Komunikasi yang efektif dalam organisasi melibatkan komitmen dari atas ke bawah untuk berkomunikasi secara efektif. Hal ini merupakan hal sederhana sekaligus rumit. Organisasi yang berkomunikasi secara efektif mengharapkan komunikasi yang kuat dari atasan kepada bawahan, memberikan pelatihan dan pembinaan untuk para manajer untuk membantu membangun keterampilan komunikasi mereka, memiliki alat komunikasi yang cukup untuk digunakan oleh para manajer dan karyawan, dan mengukur efektivitas upaya komunikasi mereka.
Komunikasi yang efektif mampu merebut perhatian para penerimanya, membangun minat dalam topik dan mendorong keinginan untuk membahas lebih lanjut topik tersebut. Pesan harus mampu memikat penerima dan mendorongnya untuk menindaklanjuti dengan tindakan nyata. Namun bukan berarti menjadi manipulatif, melainkan harus benar-benar dengan tujuan dalam upaya untuk memberikan kesempatan kepada penerima pesan.
Komunikasi dapat disampaikan dalam bentuk pertanyaan terbuka, pernyataan yang dirasa dapat disetujui langsung oleh penerima. Berikutnya, pengirim perlu memperhatikan manfaat apa yang diperoleh dalam melakukan komunikasi dan bagaimana caranya untuk memperoleh dan menjelaskan manfaat tersebut sehingga penerima bertanya pada diri sendiri "Bagaimana saya bisa terlibat?" Atau "Bagaimana saya bisa mendapatkan ini?.

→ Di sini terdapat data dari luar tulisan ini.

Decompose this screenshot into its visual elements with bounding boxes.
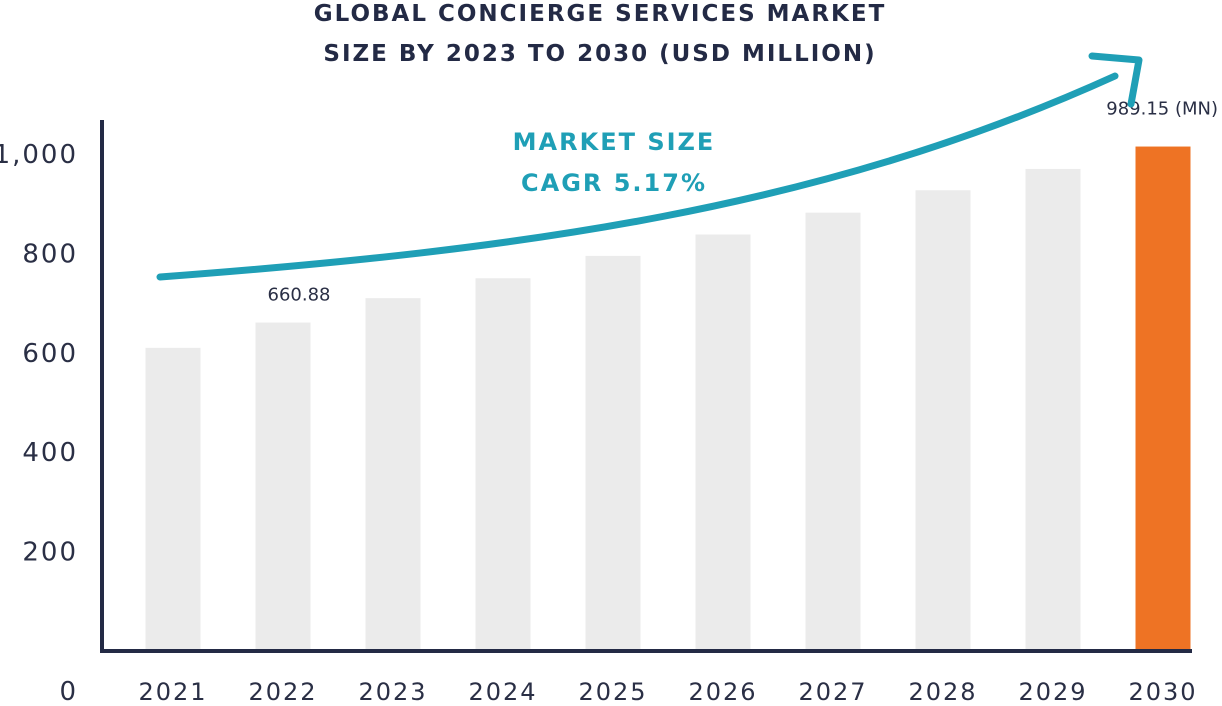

Salah satu efek dari komunikasi yang efektif adalah meyakinkan penerima  untuk menyelesaikan tugas yang diinginkan. Apakah itu membujuk pelanggan untuk menghadiri acara khusus atau mendorong staf untuk belajar keterampilan baru, staf manajerial sangat bisa mendapatkan keuntungan dari komunikasi persuasif. Komunikasi persuasif harus menjadi komunikasi yang saling menguntungkan, dimana komunikator mencapai hasil yang diinginkan, dan penerima menerima manfaat dari produk, layanan atau tindakan.